Ebu Hureyre (Namazda) her eğilip doğruldukça tekbîr alır ve Resulullah (Sallallahu Aleyhi ve Sellem) 'in böyle yapardığını söylermiş.

 

 

İzah:

Bu hadîsi Buhari «Kitâbu'l Ezan» da Nesaî dahi «Kitabu's Salât» da tahrîc etmişlerdir.

 

Hadîsin şerhinde Nevevî şunları söylemiştir: «Namazda her eğilip doğruldukça tekbîr almak bugün ve geçmiş asırlarda bütün ulemânın ittifak ile sübut bulmuş bir mes'elesidir. Yalnız rüku'dan doğrulurken tekbîr yerine tesmi' getirilir. Tekbîr mes'elesi Ebu Hureyre (R.A.) zamanında ihtilaflı idi. Bâzılarına göre tekbîr yalnız niyetlenirken getirilirdi. Bir takımları da Ebu Hureyre hadîsinin bâzı rivayetlerine bakarak iftitah tekbirinden başka birkaç tekbîrin daha meşru' olduğuna kaildiler. Bu zevat herhalde Resulullah (Sallallahu Aleyhi ve Sellem)'in her eğilip doğrulduğunda tekbîr aldığını duymamışlardı. Onun için Hz. Ebu Hureyre    kendilerine;

 

«Şüphesiz ki içinizde namazı Resululla h (Sallallahu Aleyhi ve Sellem) 'in namazına en ziyâde benzeyeniniz benim» diyordu. Ondan sonra Hadîs-i şerifin beyân ettiği tarzda her eğilip doğruldukça tekbîr almak kabul edildi ve bu suretle amel istikrar kesbederek bugüne kadar böyle geldi.

 

«İki rekâtlı namazların her birinde onbir tekbîr vardır. Bunlardan biri iftitah tekbiri, diğeri de her rekâtda beşer tane olmak üzere intikâl tekbîrleridir.
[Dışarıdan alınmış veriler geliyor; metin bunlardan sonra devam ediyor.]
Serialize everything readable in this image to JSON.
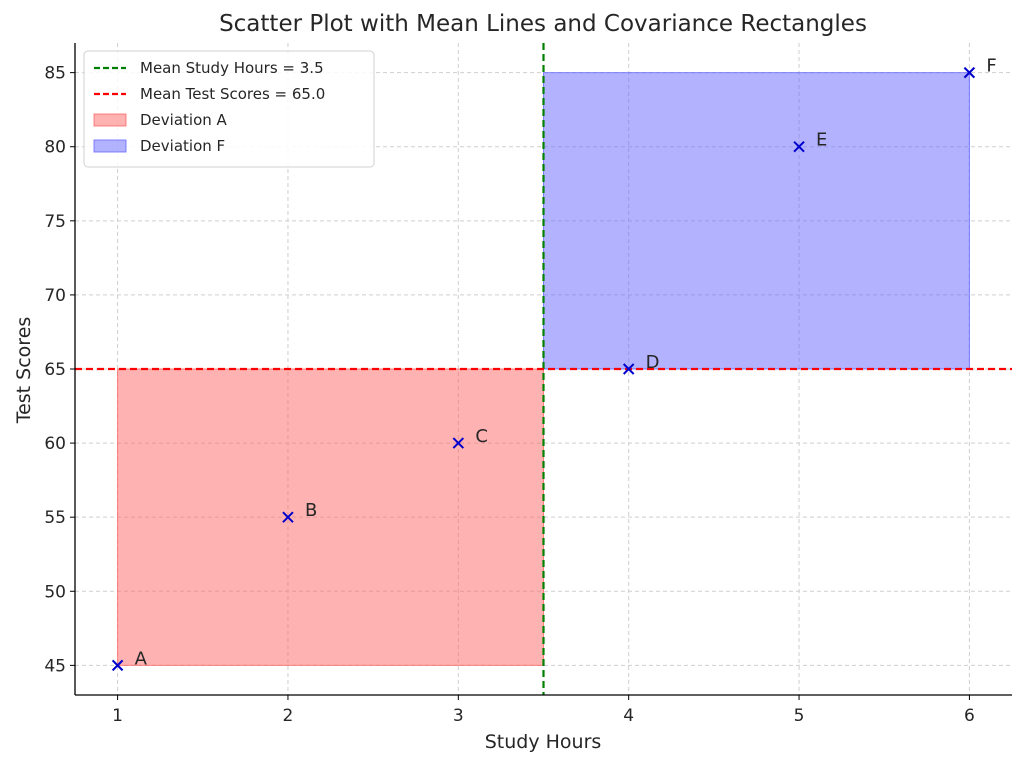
{
  "chart_data": {
    "type": "scatter",
    "title": "Scatter Plot with Mean Lines and Covariance Rectangles",
    "xlabel": "Study Hours",
    "ylabel": "Test Scores",
    "xlim": [
      0.75,
      6.25
    ],
    "ylim": [
      43,
      87
    ],
    "xticks": [
      1,
      2,
      3,
      4,
      5,
      6
    ],
    "yticks": [
      45,
      50,
      55,
      60,
      65,
      70,
      75,
      80,
      85
    ],
    "grid": true,
    "legend_position": "upper-left",
    "points": [
      {
        "label": "A",
        "x": 1,
        "y": 45
      },
      {
        "label": "B",
        "x": 2,
        "y": 55
      },
      {
        "label": "C",
        "x": 3,
        "y": 60
      },
      {
        "label": "D",
        "x": 4,
        "y": 65
      },
      {
        "label": "E",
        "x": 5,
        "y": 80
      },
      {
        "label": "F",
        "x": 6,
        "y": 85
      }
    ],
    "point_marker": "x",
    "point_color": "#0000cc",
    "mean_lines": [
      {
        "name": "Mean Study Hours = 3.5",
        "axis": "x",
        "value": 3.5,
        "color": "#008000",
        "style": "dashed"
      },
      {
        "name": "Mean Test Scores = 65.0",
        "axis": "y",
        "value": 65.0,
        "color": "#ff0000",
        "style": "dashed"
      }
    ],
    "rectangles": [
      {
        "name": "Deviation A",
        "x0": 1,
        "x1": 3.5,
        "y0": 45,
        "y1": 65,
        "color": "#ff6666",
        "opacity": 0.5
      },
      {
        "name": "Deviation F",
        "x0": 3.5,
        "x1": 6,
        "y0": 65,
        "y1": 85,
        "color": "#6666ff",
        "opacity": 0.5
      }
    ]
  }
}
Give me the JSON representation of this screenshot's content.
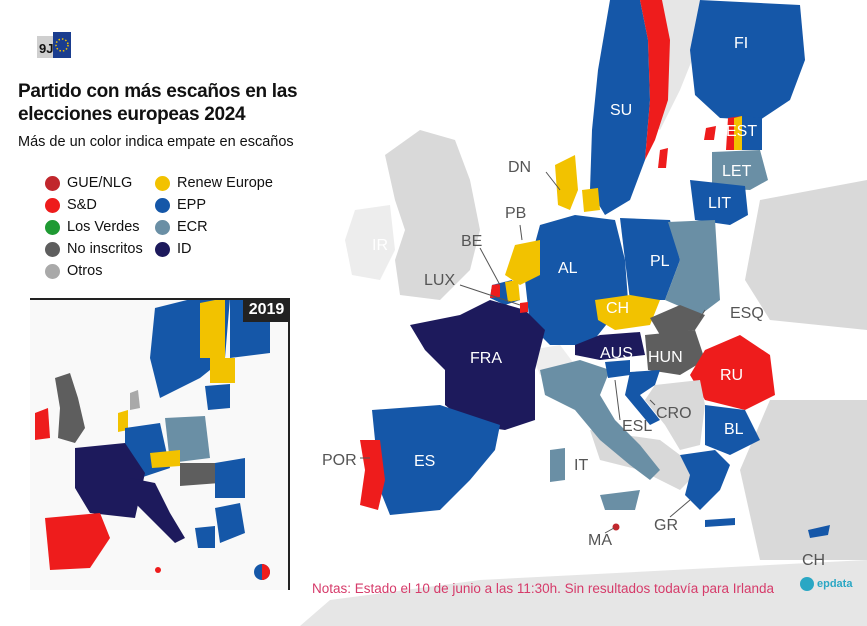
{
  "header": {
    "logo_text": "9J",
    "title": "Partido con más escaños en las elecciones europeas 2024",
    "subtitle": "Más de un color indica empate en escaños"
  },
  "colors": {
    "gue_nlg": "#c1272d",
    "sd": "#ee1c1c",
    "verdes": "#1f9a33",
    "no_inscritos": "#5e5e5e",
    "otros": "#a9a9a9",
    "renew": "#f2c200",
    "epp": "#1557a8",
    "ecr": "#6a8fa5",
    "id": "#1d1a5c",
    "land_other": "#d9d9d9",
    "sea": "#ffffff"
  },
  "legend": [
    {
      "label": "GUE/NLG",
      "color": "#c1272d"
    },
    {
      "label": "S&D",
      "color": "#ee1c1c"
    },
    {
      "label": "Los Verdes",
      "color": "#1f9a33"
    },
    {
      "label": "No inscritos",
      "color": "#5e5e5e"
    },
    {
      "label": "Otros",
      "color": "#a9a9a9"
    },
    {
      "label": "Renew Europe",
      "color": "#f2c200"
    },
    {
      "label": "EPP",
      "color": "#1557a8"
    },
    {
      "label": "ECR",
      "color": "#6a8fa5"
    },
    {
      "label": "ID",
      "color": "#1d1a5c"
    }
  ],
  "inset": {
    "year": "2019"
  },
  "country_labels": {
    "FI": "FI",
    "SU": "SU",
    "EST": "EST",
    "LET": "LET",
    "LIT": "LIT",
    "DN": "DN",
    "PB": "PB",
    "BE": "BE",
    "LUX": "LUX",
    "IR": "IR",
    "AL": "AL",
    "PL": "PL",
    "CH": "CH",
    "ESQ": "ESQ",
    "AUS": "AUS",
    "HUN": "HUN",
    "RU": "RU",
    "FRA": "FRA",
    "CRO": "CRO",
    "ESL": "ESL",
    "BL": "BL",
    "IT": "IT",
    "ES": "ES",
    "POR": "POR",
    "GR": "GR",
    "MA": "MA",
    "CH2": "CH"
  },
  "note": "Notas: Estado el 10 de junio a las 11:30h. Sin resultados todavía para Irlanda",
  "source_logo": "epdata"
}
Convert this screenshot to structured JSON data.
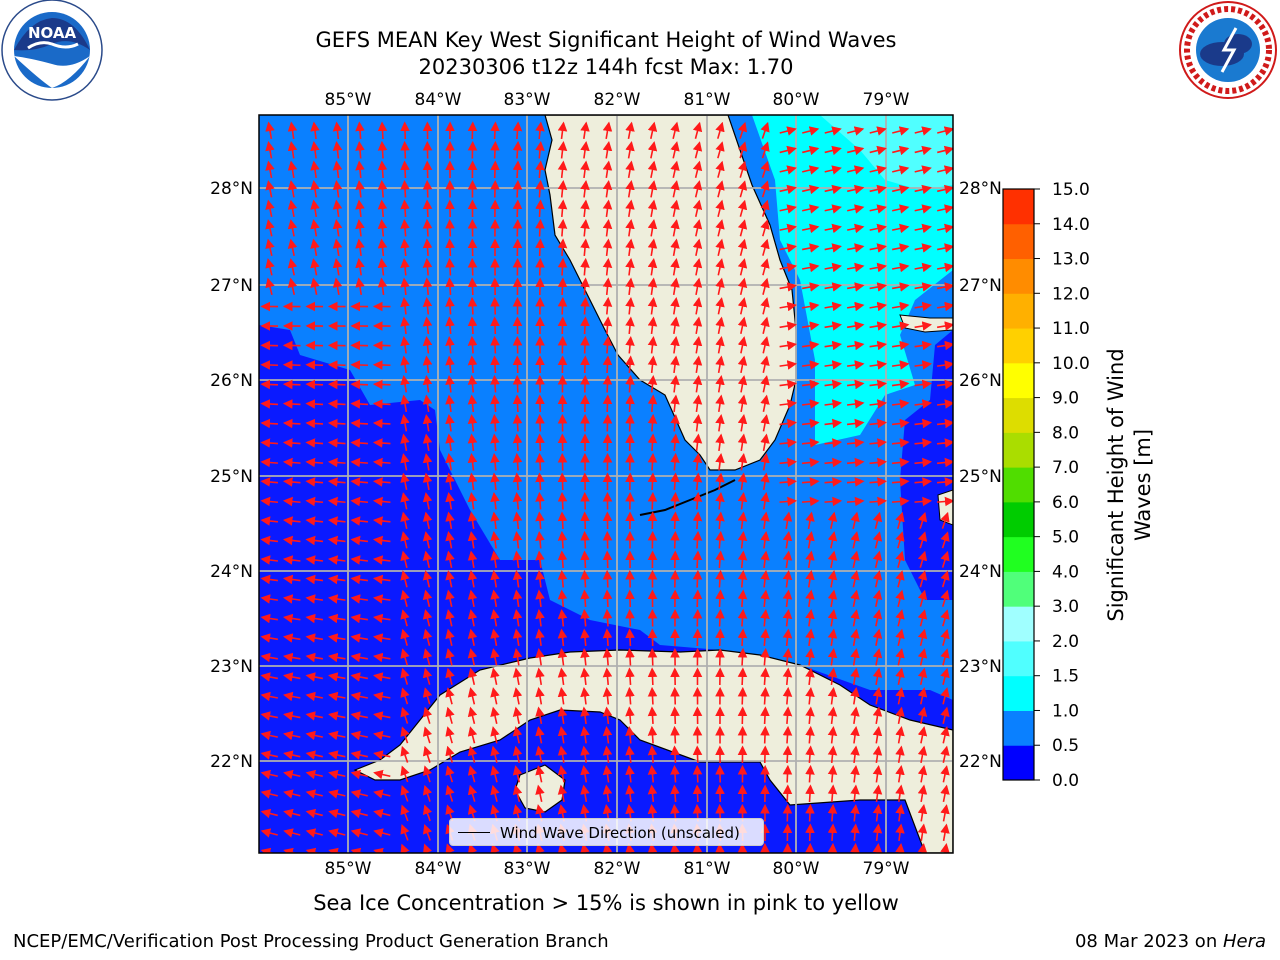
{
  "header": {
    "title_line1": "GEFS MEAN Key West Significant Height of Wind Waves",
    "title_line2": "20230306 t12z 144h fcst   Max: 1.70"
  },
  "logos": {
    "left": {
      "name": "noaa-logo",
      "text": "NOAA",
      "ring_text": "NATIONAL OCEANIC AND ATMOSPHERIC ADMINISTRATION · U.S. DEPARTMENT OF COMMERCE"
    },
    "right": {
      "name": "national-weather-service-logo",
      "ring_text": "NATIONAL WEATHER SERVICE"
    }
  },
  "map": {
    "lon_ticks": [
      "85°W",
      "84°W",
      "83°W",
      "82°W",
      "81°W",
      "80°W",
      "79°W"
    ],
    "lat_ticks": [
      "28°N",
      "27°N",
      "26°N",
      "25°N",
      "24°N",
      "23°N",
      "22°N"
    ],
    "colors": {
      "land": "#eeeedc",
      "band_0_05": "#0a1aff",
      "band_05_1": "#0a80ff",
      "band_1_15": "#00ffff",
      "band_15_2": "#50ffff",
      "grid": "#b0b0b0",
      "arrow": "#ff1a1a"
    },
    "legend_label": "Wind Wave Direction (unscaled)"
  },
  "colorbar": {
    "title_line1": "Significant Height of Wind",
    "title_line2": "Waves [m]",
    "levels": [
      "0.0",
      "0.5",
      "1.0",
      "1.5",
      "2.0",
      "3.0",
      "4.0",
      "5.0",
      "6.0",
      "7.0",
      "8.0",
      "9.0",
      "10.0",
      "11.0",
      "12.0",
      "13.0",
      "14.0",
      "15.0"
    ],
    "colors": [
      "#0000ff",
      "#0a80ff",
      "#00ffff",
      "#50ffff",
      "#a0ffff",
      "#50ff7a",
      "#20ff20",
      "#00cc00",
      "#50dd00",
      "#aadd00",
      "#dddd00",
      "#ffff00",
      "#ffd000",
      "#ffb000",
      "#ff8c00",
      "#ff6000",
      "#ff3000",
      "#ff0000"
    ]
  },
  "notes": {
    "sea_ice": "Sea Ice Concentration > 15% is shown in pink to yellow"
  },
  "footer": {
    "left": "NCEP/EMC/Verification Post Processing Product Generation Branch",
    "right_prefix": "08 Mar 2023 on ",
    "right_host": "Hera"
  }
}
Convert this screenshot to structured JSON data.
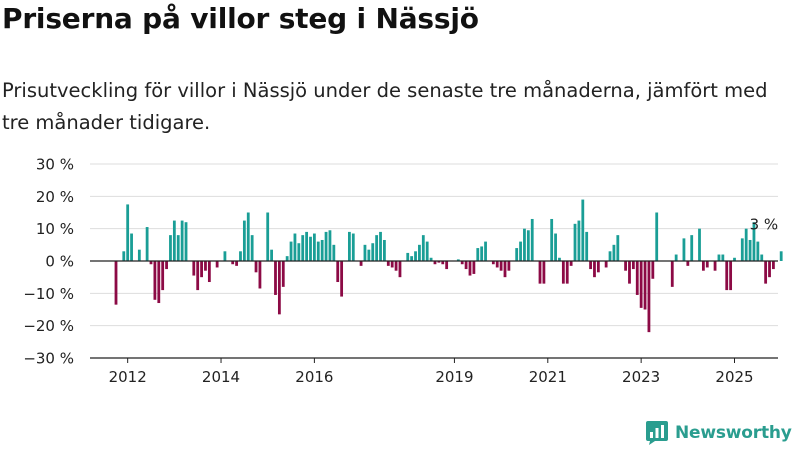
{
  "title": "Priserna på villor steg i Nässjö",
  "subtitle": "Prisutveckling för villor i Nässjö under de senaste tre månaderna, jämfört med tre månader tidigare.",
  "brand": "Newsworthy",
  "colors": {
    "positive": "#1a9e96",
    "negative": "#8c0a45",
    "grid": "#dddddd",
    "axis": "#222222",
    "brand": "#2a9d8f"
  },
  "chart_data": {
    "type": "bar",
    "x_start": "2011-10",
    "frequency": "monthly",
    "ylim": [
      -30,
      30
    ],
    "y_ticks": [
      30,
      20,
      10,
      0,
      -10,
      -20,
      -30
    ],
    "y_tick_labels": [
      "30 %",
      "20 %",
      "10 %",
      "0 %",
      "−10 %",
      "−20 %",
      "−30 %"
    ],
    "x_ticks": [
      {
        "date": "2012-01",
        "label": "2012"
      },
      {
        "date": "2014-01",
        "label": "2014"
      },
      {
        "date": "2016-01",
        "label": "2016"
      },
      {
        "date": "2019-01",
        "label": "2019"
      },
      {
        "date": "2021-01",
        "label": "2021"
      },
      {
        "date": "2023-01",
        "label": "2023"
      },
      {
        "date": "2025-01",
        "label": "2025"
      }
    ],
    "values": [
      -13.5,
      0,
      3,
      17.5,
      8.5,
      0,
      3.5,
      0,
      10.5,
      -1,
      -12,
      -13,
      -9,
      -2.5,
      8,
      12.5,
      8,
      12.5,
      12,
      0,
      -4.5,
      -9,
      -5,
      -3,
      -6.5,
      0,
      -2,
      0,
      3,
      0,
      -1,
      -1.5,
      3,
      12.5,
      15,
      8,
      -3.5,
      -8.5,
      0,
      15,
      3.5,
      -10.5,
      -16.5,
      -8,
      1.5,
      6,
      8.5,
      5.5,
      8,
      9,
      7.5,
      8.5,
      6,
      6.5,
      9,
      9.5,
      5,
      -6.5,
      -11,
      0,
      9,
      8.5,
      0,
      -1.5,
      5,
      3.5,
      5.5,
      8,
      9,
      6.5,
      -1.5,
      -2,
      -3,
      -5,
      0,
      2.5,
      1.5,
      3,
      5,
      8,
      6,
      1,
      -1,
      -0.5,
      -1,
      -2.5,
      0,
      0,
      0.5,
      -1,
      -2.5,
      -4.5,
      -4,
      4,
      4.5,
      6,
      0,
      -1,
      -2,
      -3,
      -5,
      -3,
      0,
      4,
      6,
      10,
      9.5,
      13,
      0,
      -7,
      -7,
      0,
      13,
      8.5,
      1,
      -7,
      -7,
      -1.5,
      11.5,
      12.5,
      19,
      9,
      -2.5,
      -5,
      -3.5,
      0,
      -2,
      3,
      5,
      8,
      0,
      -3,
      -7,
      -2.5,
      -10.5,
      -14.5,
      -15,
      -22,
      -5.5,
      15,
      0,
      0,
      0,
      -8,
      2,
      0,
      7,
      -1.5,
      8,
      0,
      10,
      -3,
      -2,
      0,
      -3,
      2,
      2,
      -9,
      -9,
      1,
      0,
      7,
      10,
      6.5,
      12,
      6,
      2,
      -7,
      -5,
      -2.5,
      0,
      3
    ],
    "annotations": [
      {
        "date": "2025-09",
        "text": "3 %"
      }
    ]
  }
}
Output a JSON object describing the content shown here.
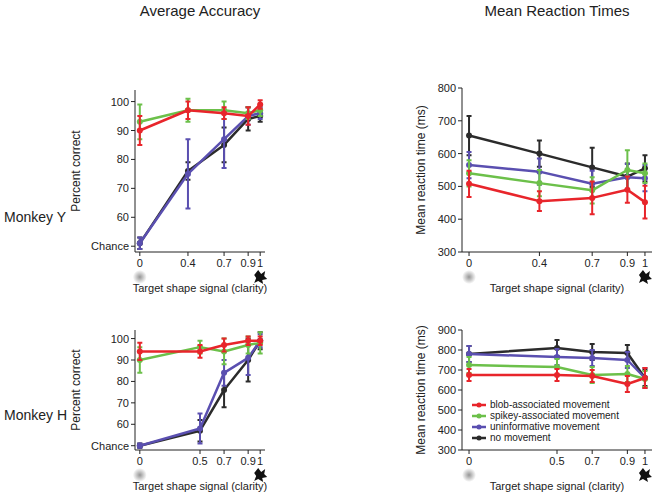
{
  "chart_data": [
    {
      "type": "line",
      "title": "Average Accuracy",
      "annotations": [
        "Monkey Y"
      ],
      "xlabel": "Target shape signal (clarity)",
      "ylabel": "Percent correct",
      "x": [
        0,
        0.4,
        0.7,
        0.9,
        1
      ],
      "xlim": [
        -0.04,
        1.04
      ],
      "xticks": [
        0,
        0.4,
        0.7,
        0.9,
        1
      ],
      "ylim": [
        48,
        104
      ],
      "yticks": [
        {
          "value": 50,
          "label": "Chance"
        },
        60,
        70,
        80,
        90,
        100
      ],
      "grid": false,
      "series": [
        {
          "name": "blob-associated movement",
          "color": "#e8252b",
          "values": [
            90,
            97,
            96,
            95,
            99
          ],
          "errors": [
            5,
            3,
            2,
            3,
            1.5
          ]
        },
        {
          "name": "spikey-associated movement",
          "color": "#6cc04a",
          "values": [
            93,
            97,
            97,
            96,
            97
          ],
          "errors": [
            6,
            4,
            3,
            2,
            2
          ]
        },
        {
          "name": "uninformative movement",
          "color": "#5a4fb0",
          "values": [
            51,
            75,
            87,
            95,
            96
          ],
          "errors": [
            2,
            12,
            10,
            3,
            2
          ]
        },
        {
          "name": "no movement",
          "color": "#2b2b2b",
          "values": [
            51,
            76,
            85,
            94,
            95
          ],
          "errors": [
            2,
            3,
            6,
            4,
            2
          ]
        }
      ]
    },
    {
      "type": "line",
      "title": "Mean Reaction Times",
      "xlabel": "Target shape signal (clarity)",
      "ylabel": "Mean reaction time (ms)",
      "x": [
        0,
        0.4,
        0.7,
        0.9,
        1
      ],
      "xlim": [
        -0.04,
        1.04
      ],
      "xticks": [
        0,
        0.4,
        0.7,
        0.9,
        1
      ],
      "ylim": [
        300,
        800
      ],
      "yticks": [
        300,
        400,
        500,
        600,
        700,
        800
      ],
      "grid": false,
      "series": [
        {
          "name": "blob-associated movement",
          "color": "#e8252b",
          "values": [
            508,
            455,
            465,
            490,
            452
          ],
          "errors": [
            40,
            30,
            50,
            40,
            50
          ]
        },
        {
          "name": "spikey-associated movement",
          "color": "#6cc04a",
          "values": [
            540,
            510,
            488,
            550,
            540
          ],
          "errors": [
            40,
            40,
            40,
            60,
            30
          ]
        },
        {
          "name": "uninformative movement",
          "color": "#5a4fb0",
          "values": [
            565,
            545,
            508,
            528,
            525
          ],
          "errors": [
            40,
            40,
            40,
            40,
            40
          ]
        },
        {
          "name": "no movement",
          "color": "#2b2b2b",
          "values": [
            655,
            600,
            558,
            530,
            555
          ],
          "errors": [
            60,
            40,
            60,
            40,
            40
          ]
        }
      ]
    },
    {
      "type": "line",
      "annotations": [
        "Monkey H"
      ],
      "xlabel": "Target shape signal (clarity)",
      "ylabel": "Percent correct",
      "x": [
        0,
        0.5,
        0.7,
        0.9,
        1
      ],
      "xlim": [
        -0.04,
        1.04
      ],
      "xticks": [
        0,
        0.5,
        0.7,
        0.9,
        1
      ],
      "ylim": [
        48,
        104
      ],
      "yticks": [
        {
          "value": 50,
          "label": "Chance"
        },
        60,
        70,
        80,
        90,
        100
      ],
      "grid": false,
      "series": [
        {
          "name": "blob-associated movement",
          "color": "#e8252b",
          "values": [
            94,
            94,
            97,
            99,
            99
          ],
          "errors": [
            4,
            3,
            3,
            2,
            2
          ]
        },
        {
          "name": "spikey-associated movement",
          "color": "#6cc04a",
          "values": [
            90,
            96,
            94,
            97,
            98
          ],
          "errors": [
            6,
            3,
            6,
            4,
            5
          ]
        },
        {
          "name": "uninformative movement",
          "color": "#5a4fb0",
          "values": [
            50,
            58,
            84,
            91,
            99
          ],
          "errors": [
            1,
            7,
            6,
            8,
            3
          ]
        },
        {
          "name": "no movement",
          "color": "#2b2b2b",
          "values": [
            50,
            57,
            76,
            90,
            99
          ],
          "errors": [
            1,
            5,
            8,
            10,
            4
          ]
        }
      ]
    },
    {
      "type": "line",
      "xlabel": "Target shape signal (clarity)",
      "ylabel": "Mean reaction time (ms)",
      "x": [
        0,
        0.5,
        0.7,
        0.9,
        1
      ],
      "xlim": [
        -0.04,
        1.04
      ],
      "xticks": [
        0,
        0.5,
        0.7,
        0.9,
        1
      ],
      "ylim": [
        300,
        900
      ],
      "yticks": [
        300,
        400,
        500,
        600,
        700,
        800,
        900
      ],
      "grid": false,
      "legend": "bottom-right",
      "series": [
        {
          "name": "blob-associated movement",
          "color": "#e8252b",
          "values": [
            675,
            675,
            670,
            630,
            660
          ],
          "errors": [
            30,
            30,
            30,
            40,
            50
          ]
        },
        {
          "name": "spikey-associated movement",
          "color": "#6cc04a",
          "values": [
            725,
            715,
            675,
            680,
            655
          ],
          "errors": [
            40,
            40,
            40,
            40,
            40
          ]
        },
        {
          "name": "uninformative movement",
          "color": "#5a4fb0",
          "values": [
            780,
            765,
            760,
            750,
            660
          ],
          "errors": [
            40,
            40,
            40,
            40,
            50
          ]
        },
        {
          "name": "no movement",
          "color": "#2b2b2b",
          "values": [
            780,
            810,
            790,
            785,
            660
          ],
          "errors": [
            40,
            40,
            40,
            40,
            40
          ]
        }
      ]
    }
  ]
}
Dört rekâtlı namazlarda yirmiiki tekbîr vardır, beş vaktin farzlarında tekbîr adedi doksan dört olur. Bu tekbîrler içersinde bilittifak vâcib olanı iftitah tekbîridir. Diğer tekbîrler hakkında ihtilâf edilmiştir. Bunları sonraki hadîsin şerhinde göreceğiz.